NEW YORK (September 15, 2005) -- For the 2005-06 National Hockey League regular season, all games that remain tied after a five-minute overtime period will proceed to a shootout. As part of the implementation process and as a special preview for the fans, a shootout will be conducted at the end of all pre-season games – regardless of the score at the end of regulation time or overtime.
At the conclusion of the pre-season schedule, which gets underway tomorrow night, the League will issue the final shootout guidelines that will be in effect during the regular season. Following are the policies and procedures that will be used for the shootout in the pre-season:
Following the conclusion of regulation time or overtime there will be a two-minute break, during which the ice resurfacing machine will conduct a "dry cut," making approximately four passes down the center of the ice surface between the goals but adding no water to the surface.
One referee will proceed to each bench to obtain the list of three shooters from each team.
All players will proceed to the bench, with the exception of the player who is taking the first shot.
One referee and one linesman will situate himself on either side of the home-team goal line.
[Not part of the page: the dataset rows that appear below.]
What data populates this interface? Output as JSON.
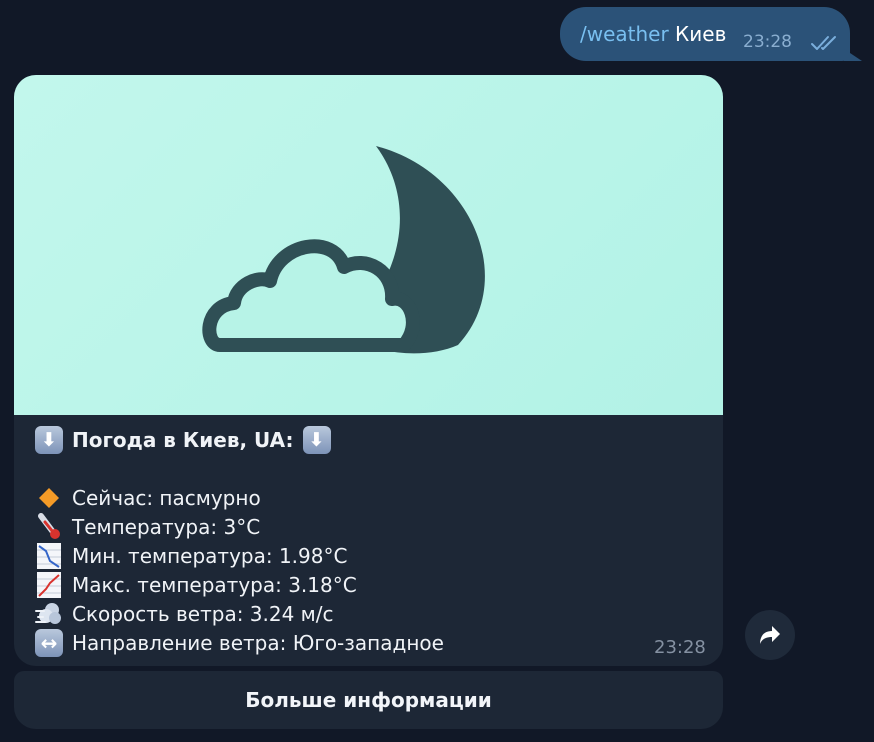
{
  "outgoing_message": {
    "command": "/weather",
    "argument": " Киев",
    "time": "23:28",
    "status_icon": "double-check-icon"
  },
  "incoming_message": {
    "image_icon": "cloud-moon-icon",
    "title": "Погода в Киев, UA:",
    "title_icon": "down-arrow-icon",
    "lines": [
      {
        "icon": "orange-diamond-icon",
        "text": "Сейчас: пасмурно"
      },
      {
        "icon": "thermometer-icon",
        "text": "Температура: 3°C"
      },
      {
        "icon": "chart-decreasing-icon",
        "text": "Мин. температура: 1.98°C"
      },
      {
        "icon": "chart-increasing-icon",
        "text": "Макс. температура: 3.18°C"
      },
      {
        "icon": "wind-icon",
        "text": "Скорость ветра: 3.24 м/с"
      },
      {
        "icon": "left-right-arrow-icon",
        "text": "Направление ветра: Юго-западное"
      }
    ],
    "time": "23:28"
  },
  "inline_button": {
    "label": "Больше информации"
  },
  "forward_button": {
    "icon": "forward-arrow-icon"
  },
  "colors": {
    "background": "#111827",
    "outgoing_bubble": "#2b5278",
    "incoming_bubble": "#1d2736",
    "command_link": "#79bff0",
    "image_background": "#b6f4e8",
    "icon_dark": "#2f4f55"
  }
}
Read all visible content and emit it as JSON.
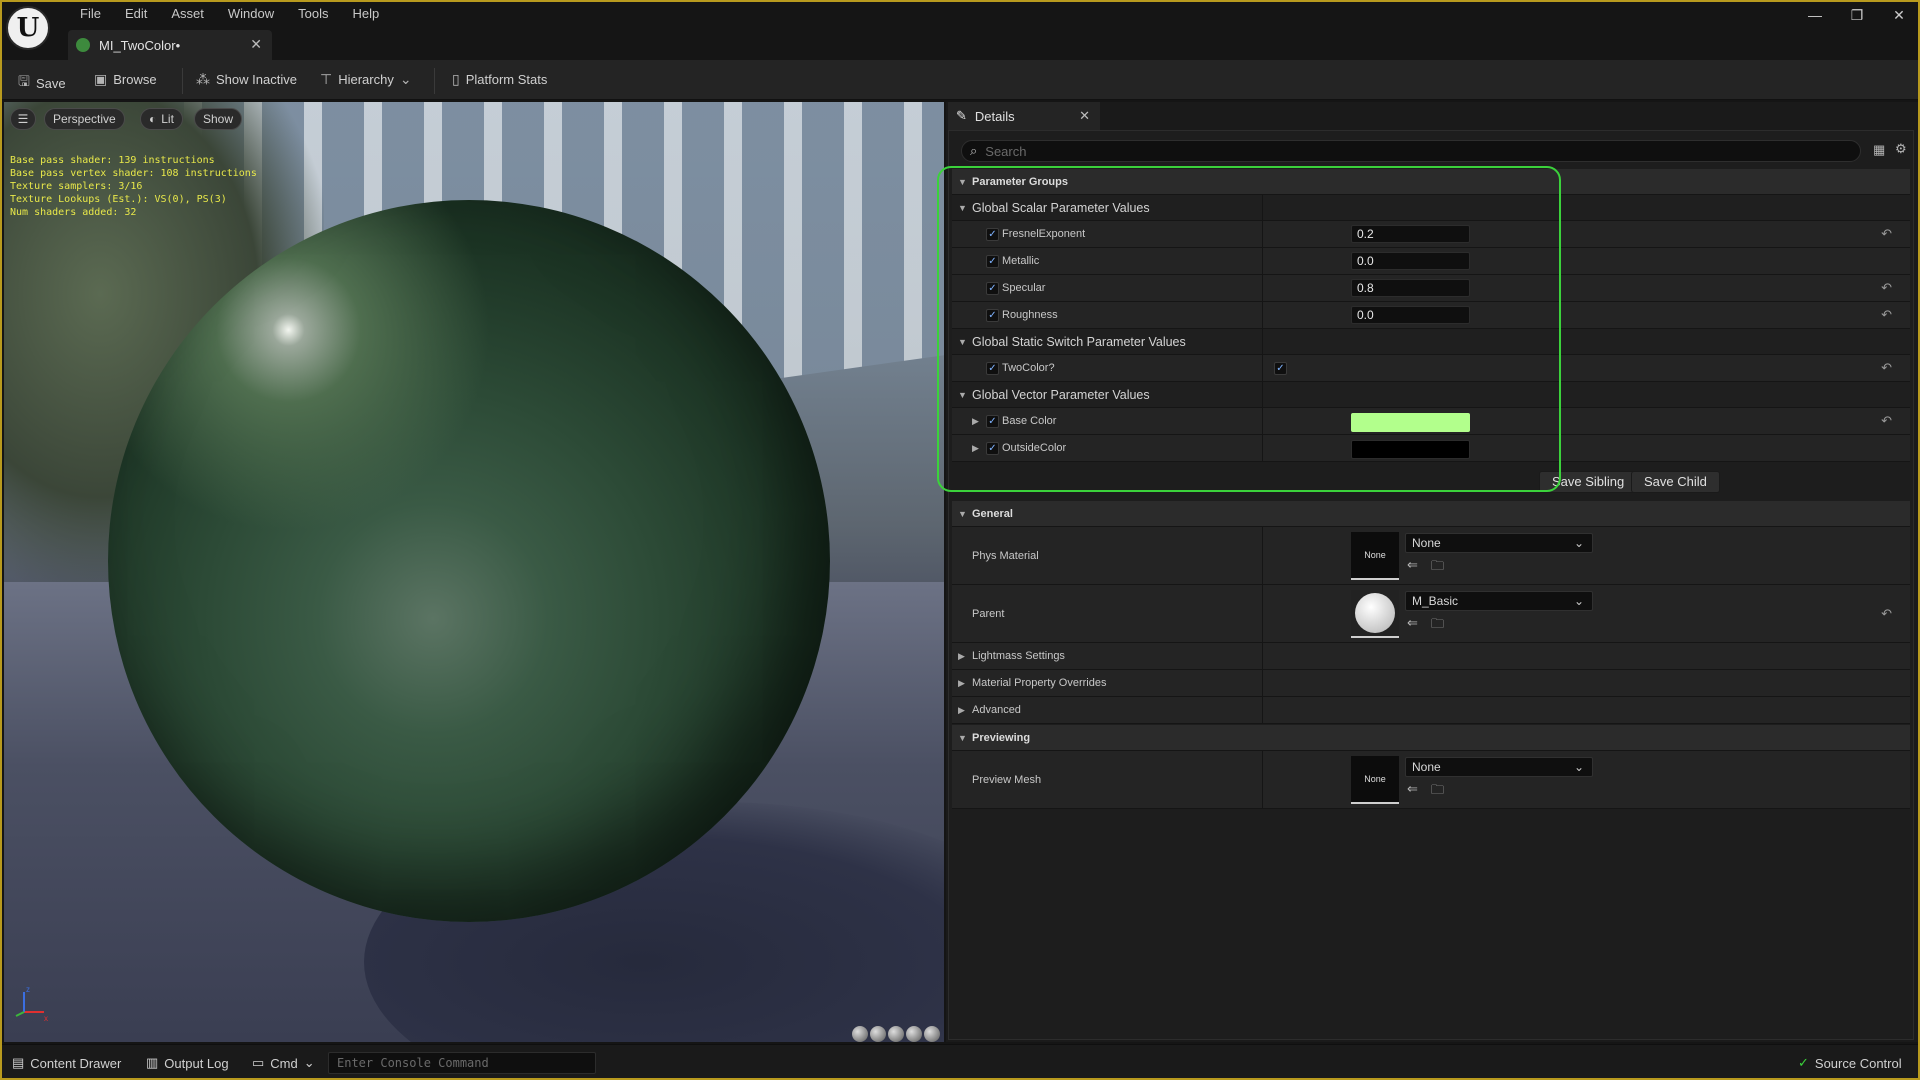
{
  "menubar": {
    "items": [
      "File",
      "Edit",
      "Asset",
      "Window",
      "Tools",
      "Help"
    ]
  },
  "tab": {
    "title": "MI_TwoColor•"
  },
  "toolbar": {
    "save": "Save",
    "browse": "Browse",
    "show_inactive": "Show Inactive",
    "hierarchy": "Hierarchy",
    "platform_stats": "Platform Stats"
  },
  "viewport": {
    "perspective": "Perspective",
    "lit": "Lit",
    "show": "Show",
    "stats": [
      "Base pass shader: 139 instructions",
      "Base pass vertex shader: 108 instructions",
      "Texture samplers: 3/16",
      "Texture Lookups (Est.): VS(0), PS(3)",
      "Num shaders added: 32"
    ]
  },
  "details": {
    "tab_title": "Details",
    "search_placeholder": "Search",
    "parameter_groups": "Parameter Groups",
    "scalar_group": "Global Scalar Parameter Values",
    "scalars": [
      {
        "name": "FresnelExponent",
        "value": "0.2",
        "modified": true
      },
      {
        "name": "Metallic",
        "value": "0.0",
        "modified": false
      },
      {
        "name": "Specular",
        "value": "0.8",
        "modified": true
      },
      {
        "name": "Roughness",
        "value": "0.0",
        "modified": true
      }
    ],
    "switch_group": "Global Static Switch Parameter Values",
    "switches": [
      {
        "name": "TwoColor?",
        "value": true
      }
    ],
    "vector_group": "Global Vector Parameter Values",
    "vectors": [
      {
        "name": "Base Color",
        "color": "#b2ff8c"
      },
      {
        "name": "OutsideColor",
        "color": "#000000"
      }
    ],
    "save_sibling": "Save Sibling",
    "save_child": "Save Child",
    "general": "General",
    "phys_material": {
      "label": "Phys Material",
      "thumb": "None",
      "value": "None"
    },
    "parent": {
      "label": "Parent",
      "value": "M_Basic"
    },
    "lightmass": "Lightmass Settings",
    "overrides": "Material Property Overrides",
    "advanced": "Advanced",
    "previewing": "Previewing",
    "preview_mesh": {
      "label": "Preview Mesh",
      "thumb": "None",
      "value": "None"
    }
  },
  "statusbar": {
    "content_drawer": "Content Drawer",
    "output_log": "Output Log",
    "cmd": "Cmd",
    "console_placeholder": "Enter Console Command",
    "source_control": "Source Control"
  },
  "colors": {
    "accent_highlight": "#3bd23b",
    "window_border": "#b89a1e",
    "checkbox": "#7fb3ff"
  }
}
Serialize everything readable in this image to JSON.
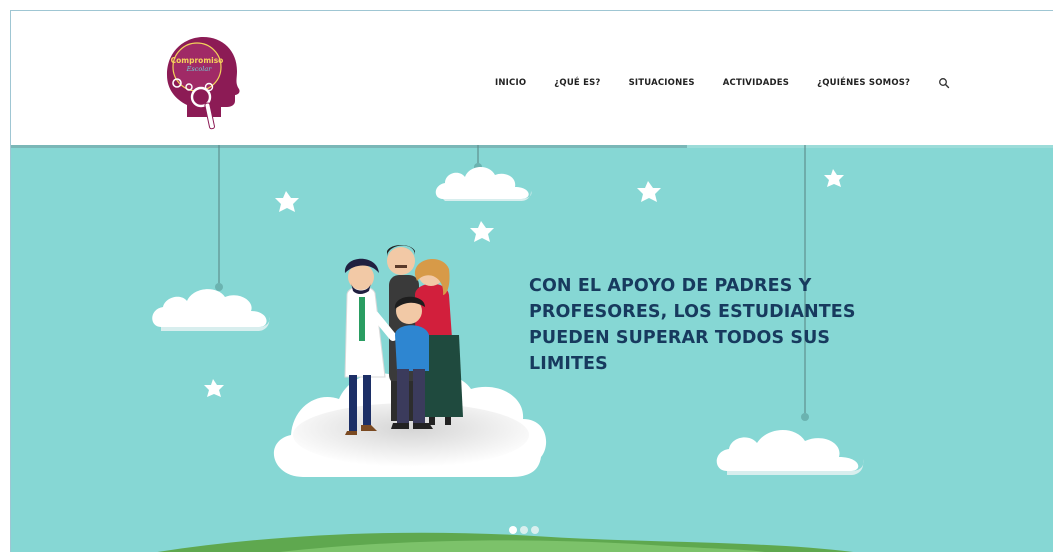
{
  "brand": {
    "logo_text_line1": "Compromiso",
    "logo_text_line2": "Escolar",
    "colors": {
      "primary": "#8c1b55",
      "accent": "#f2c94c"
    }
  },
  "nav": {
    "items": [
      "INICIO",
      "¿QUÉ ES?",
      "SITUACIONES",
      "ACTIVIDADES",
      "¿QUIÉNES SOMOS?"
    ],
    "search_icon": "search-icon"
  },
  "hero": {
    "headline": "CON EL APOYO DE PADRES Y PROFESORES, LOS ESTUDIANTES PUEDEN SUPERAR TODOS SUS LIMITES",
    "background": "#86d7d4",
    "headline_color": "#173a5e",
    "slides": 3,
    "active_slide": 1
  }
}
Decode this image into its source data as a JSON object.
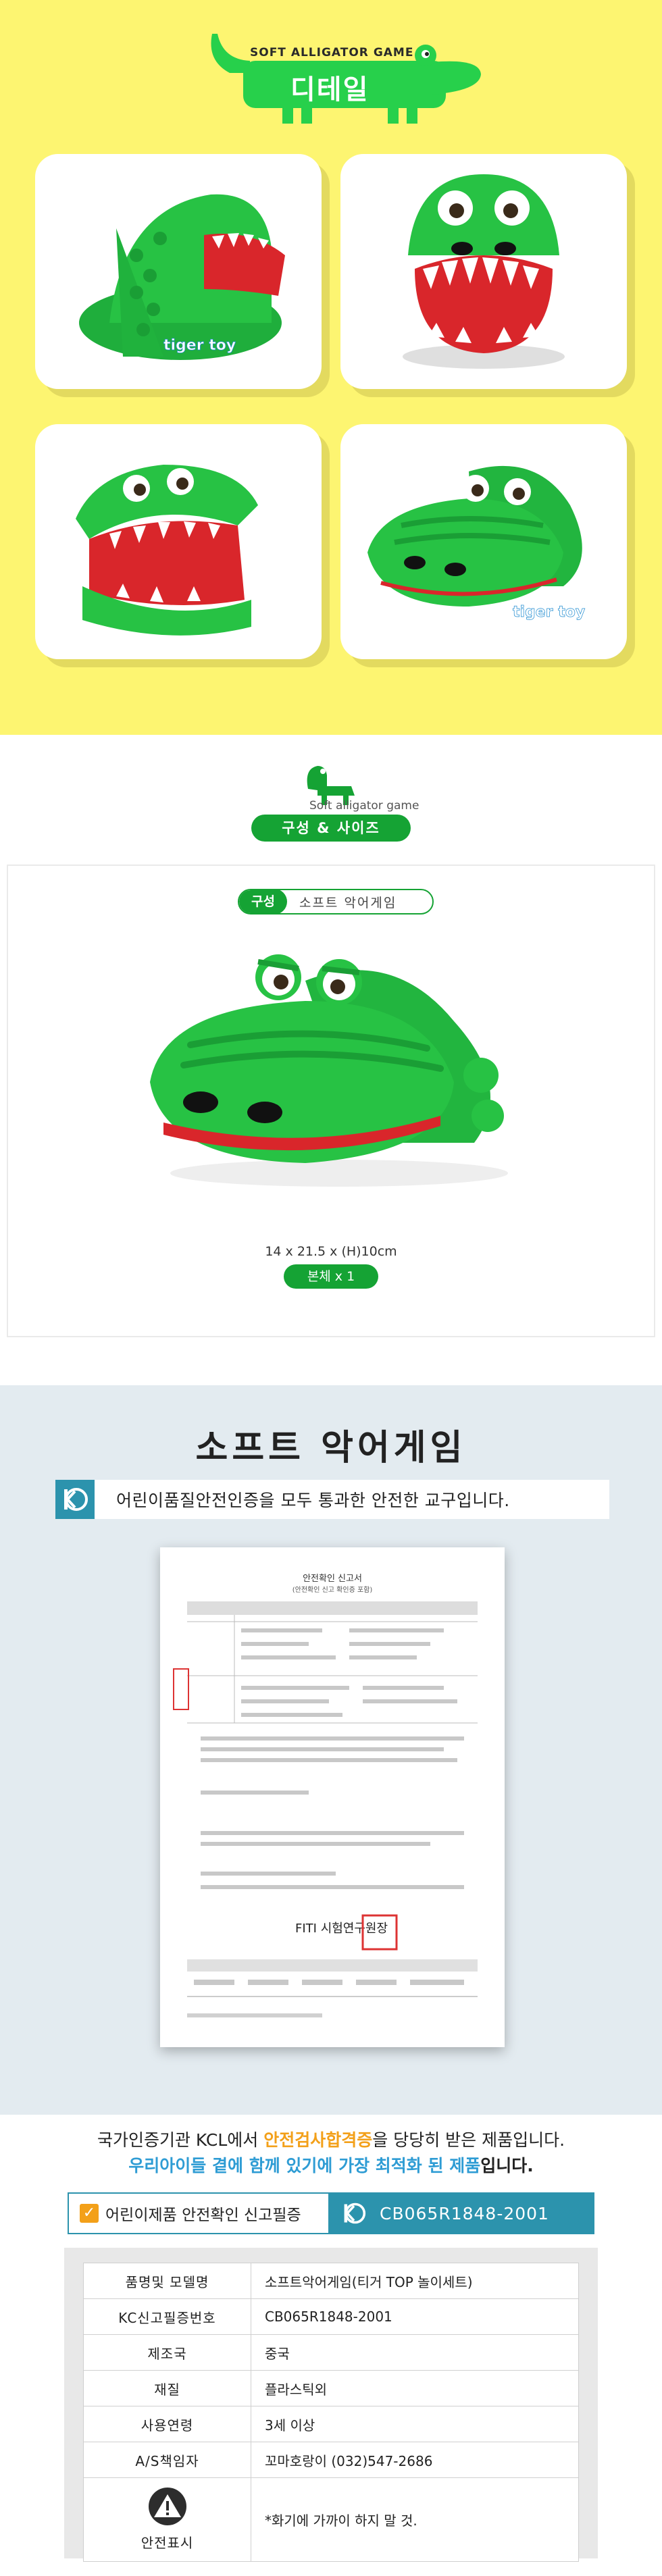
{
  "detail": {
    "subtitle_en": "SOFT ALLIGATOR GAME",
    "title_ko": "디테일",
    "watermark": "tiger toy",
    "colors": {
      "background": "#fdf571",
      "brand_green": "#27d04b",
      "card": "#ffffff"
    }
  },
  "compose": {
    "subtitle_en": "Soft alligator game",
    "title_ko": "구성 & 사이즈",
    "tag_label": "구성",
    "tag_name": "소프트 악어게임",
    "dimensions": "14 x 21.5 x (H)10cm",
    "count": "본체 x 1"
  },
  "safety": {
    "title": "소프트 악어게임",
    "kc_banner": "어린이품질안전인증을 모두 통과한 안전한 교구입니다.",
    "certificate": {
      "title": "안전확인 신고서",
      "subtitle": "(안전확인 신고 확인증 포함)",
      "org_footer": "FITI 시험연구원장"
    }
  },
  "kcl": {
    "line1_a": "국가인증기관 KCL에서 ",
    "line1_hl": "안전검사합격증",
    "line1_b": "을 당당히 받은 제품입니다.",
    "line2_blue": "우리아이들 곁에 함께 있기에 가장 최적화 된 제품",
    "line2_b": "입니다.",
    "report_label": "어린이제품 안전확인 신고필증",
    "report_number": "CB065R1848-2001",
    "spec": [
      {
        "key": "품명및 모델명",
        "value": "소프트악어게임(티거 TOP 놀이세트)"
      },
      {
        "key": "KC신고필증번호",
        "value": "CB065R1848-2001"
      },
      {
        "key": "제조국",
        "value": "중국"
      },
      {
        "key": "재질",
        "value": "플라스틱외"
      },
      {
        "key": "사용연령",
        "value": "3세 이상"
      },
      {
        "key": "A/S책임자",
        "value": "꼬마호랑이 (032)547-2686"
      }
    ],
    "warning_key": "안전표시",
    "warning_value": "*화기에 가까이 하지 말 것.",
    "icons": [
      "check-icon",
      "kc-mark-icon",
      "warning-icon"
    ]
  }
}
The other linesman will place a puck on the center-ice face-off dot.
A new puck will be used at the commencement of the shootout for each team.
The teams will alternate shots. The visiting team shoots first.
Each team will be given three shots unless the outcome is determined earlier in the shootout. A team will be deemed to have won the shootout if its total of shootout goals is greater than its opponent can attain in the number of rounds remaining.
If the score remains tied after each team has taken three shots, the shootout will proceed to a "sudden-death" format.
In "sudden death," no player who participated in the original shootout may attempt a second shot until every other eligible player on that team has taken a shot. It will be the responsibility of the official scorer to ensure that every player eligible to shoot has taken a shot.
In "sudden death," if one team scores and the other does not, the game is over. If the first "sudden death" round results in a tie, additional rounds are conducted until a winner is decided.
Once the shootout begins, the goaltender cannot be replaced unless he is injured. No warm-up will be permitted for a substitute goaltender.